The concert was the climax of the “BeethovenNacht” -Beethoven’s Night-, transmitted in streaming to the whole world, on an anniversary that has moved part of its program to the next year, in the hope that by then it can return to the concerts with public.

“Beethoven was a genius, a revolutionary composer who took Classicism further, towards Romanticism, and broke all aesthetic molds,” explained, in an interview with Efe, the professor at the Hochschule für Musik in Karlsruhe (Germany) and solo bassoon of the Deutsche Kammerphilarmonie in Bremen, the Spaniard David Tomás.


“Although he was born in Bonn, his ancestors were not German: as the prefix of his name indicates, ‘van’, he is not German, but Dutch. But his family was based in Bonn and they were musicians”, explains the professor. His father, an admirer of Wolfgang Amadeus Mozart, encouraged him to follow in the Austrian’s footsteps.
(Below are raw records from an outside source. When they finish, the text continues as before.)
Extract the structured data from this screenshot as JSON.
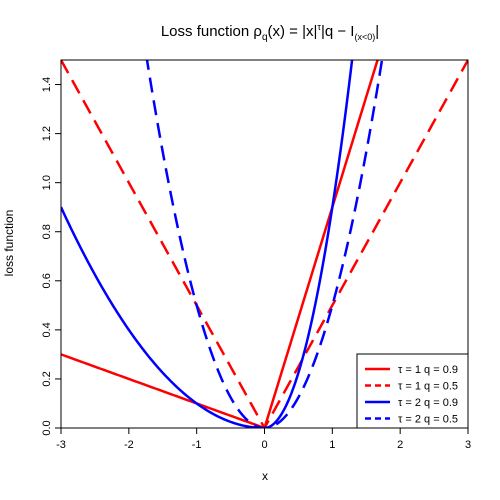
{
  "chart_data": {
    "type": "line",
    "title_parts": {
      "prefix": "Loss function ",
      "rho": "ρ",
      "q": "q",
      "mid": "(x) = |x|",
      "tau": "τ",
      "bar_q": "|q − I",
      "sub": "(x<0)",
      "suffix": "|"
    },
    "xlabel": "x",
    "ylabel": "loss function",
    "xlim": [
      -3,
      3
    ],
    "ylim": [
      0,
      1.5
    ],
    "x_ticks": [
      -3,
      -2,
      -1,
      0,
      1,
      2,
      3
    ],
    "x_tick_labels": [
      "-3",
      "-2",
      "-1",
      "0",
      "1",
      "2",
      "3"
    ],
    "y_ticks": [
      0.0,
      0.2,
      0.4,
      0.6,
      0.8,
      1.0,
      1.2,
      1.4
    ],
    "y_tick_labels": [
      "0.0",
      "0.2",
      "0.4",
      "0.6",
      "0.8",
      "1.0",
      "1.2",
      "1.4"
    ],
    "grid": false,
    "legend_position": "bottom-right",
    "series": [
      {
        "name": "τ = 1 q = 0.9",
        "tau": 1,
        "q": 0.9,
        "color": "#ff0000",
        "dash": "solid"
      },
      {
        "name": "τ = 1 q = 0.5",
        "tau": 1,
        "q": 0.5,
        "color": "#ff0000",
        "dash": "dashed"
      },
      {
        "name": "τ = 2 q = 0.9",
        "tau": 2,
        "q": 0.9,
        "color": "#0000ff",
        "dash": "solid"
      },
      {
        "name": "τ = 2 q = 0.5",
        "tau": 2,
        "q": 0.5,
        "color": "#0000ff",
        "dash": "dashed"
      }
    ],
    "x_samples": [
      -3,
      -2.5,
      -2,
      -1.5,
      -1,
      -0.5,
      0,
      0.5,
      1,
      1.5,
      2,
      2.5,
      3
    ]
  }
}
Beethoven (1770-1827) gave his first concert when he was seven years old, in Cologne (Germany), a city near Bonn. At nine, he wrote his first composition, “Nine Variations on a March by Ernst Christoph Dressler,” which he released at eleven.
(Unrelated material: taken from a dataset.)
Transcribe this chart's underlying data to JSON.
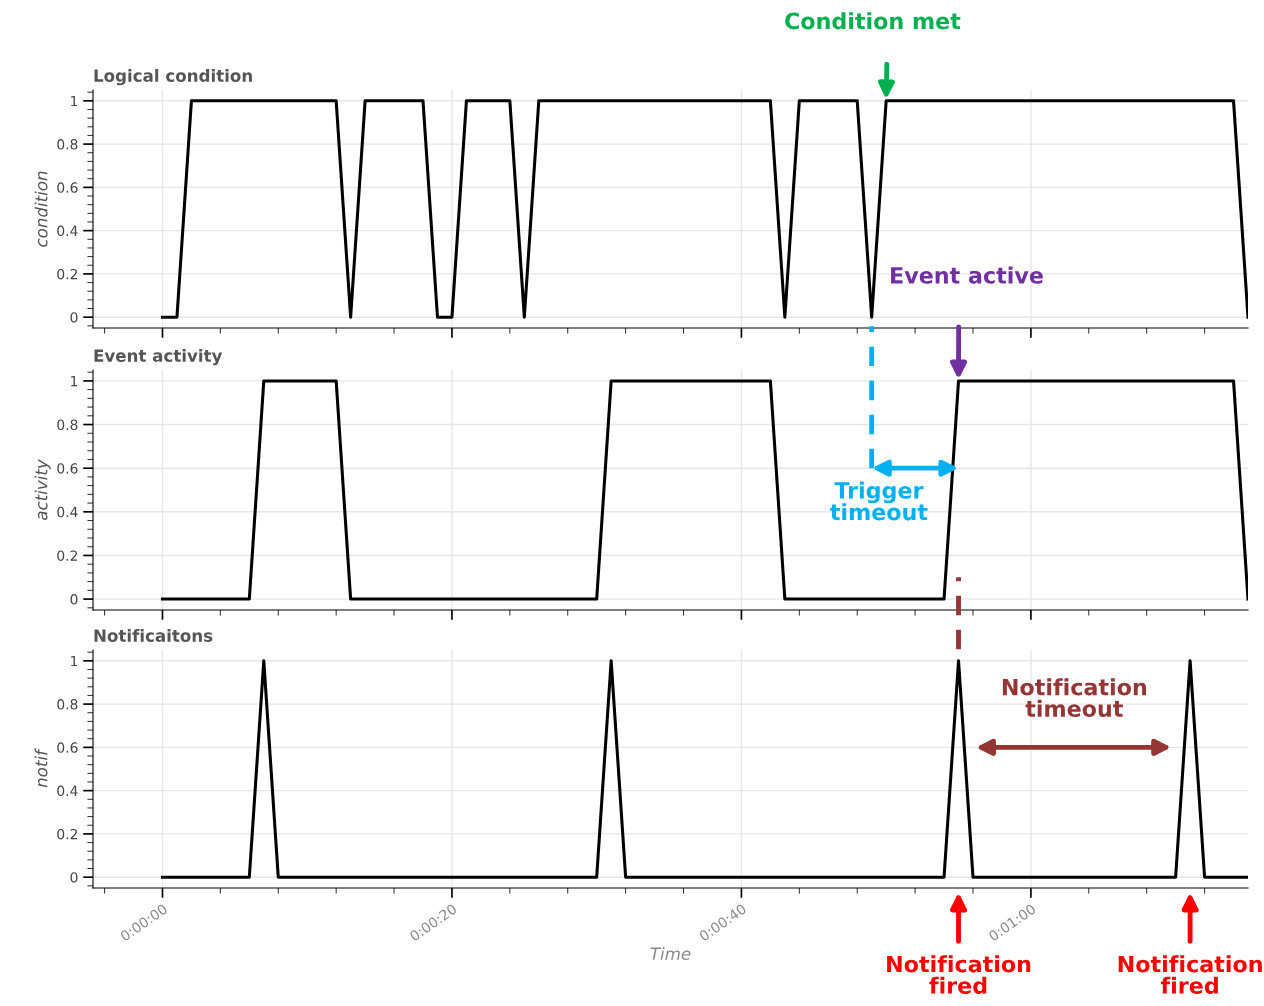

With the support of one of his early teachers, Gottlob Neefe, Beethoven was hired at the court of the prince of Cologne, where he began to rub shoulders with the German elite and learn from the best musicians.


At 17, he lost his mother; shortly after, his father, alcoholic and with depression, entered prison. Ludwig was the head of the family with two younger brothers.

But on the death of his father, in 1792, the great turn came: he moved to the city where he spent practically his entire adult life, until he died in March 1827.

As the Spanish professor explains, in the Austrian capital he became a student, among others, of Joseph Haydn (1732-1809) and Antonio Salieri (1750-1825) – Mozart’s “arch enemy”. In 1800, after the premiere of his First Symphony, he gained the respect and admiration of society. But there also began what would become his great torture: hearing problems.

Tinnitus and hearing loss plagued him. Added to this was a strong temper, which some studies have attributed to bipolar disorder.

“His character, marked by his drastic mood swings, can be seen in his works, which are full of dynamic contrasts and sudden and surprising changes, and make him an extremely temperamental composer”, explains Tomás.

Part of Beethoven’s genius lies in his ability to break all the molds. It was in the so-called third compositional period when his most groundbreaking pieces were produced.

Beethoven wanted to be his own boss, explains the professor. Before him, great musicians like Bach, Mozart or Haydn, owed their musical production to the patrons who financed them. But Beethoven wanted to become the protagonist of his music.

“He had to work a lot to get that,” explains Tomás. The ideals of the French Revolution led to his liberation from the nobility, from the aristocracy. His desire to become a free artist increased.

“These are the revolutionary ideals behind Beethoven, and that is why I think they are so important, because they laid the foundations of our modern society, where the individual is important, he is not at the mercy of anyone,” says Tomás.


Although Beethoven spent much of his life in Vienna, he is one of the great icons of his native country. “For Germany, the musician from Bonn is one of the ‘Three Bs’: Beethoven, Bach and Brahms. They were three great composers, iconic, German, and they continue to associate them with their culture and identity,” explains the professor. “Let’s say it was like Goethe or Schopenhauer for philosophy, or Goehte or Schiller for literature.”

Ludwig Van Beethoven left an immortal legacy. As the Spanish professor from Karlsruhe explains, they have values ​​that make the listener continue to identify with them.

The European Union (EU) adopted as an anthem his “Ode to Joy” from the Ninth Symphony. Many of his works were covered for films such as “A Clockwork Orange”, “Dead Poets Society” (“The club of dead poets”) or “Help!”, Where The Beatles hum the “Ode to Joy “.

“Beethoven is our daily bread,” Juan Elvira, a student of the piano master at the Hochschule für Musik in Hamburg, explains to Efe. Beethoven’s compositions are “inescapable” in the training of any musician.

250 years after his birth, Beethoven remains the revolutionary genius who left an immortal legacy for music.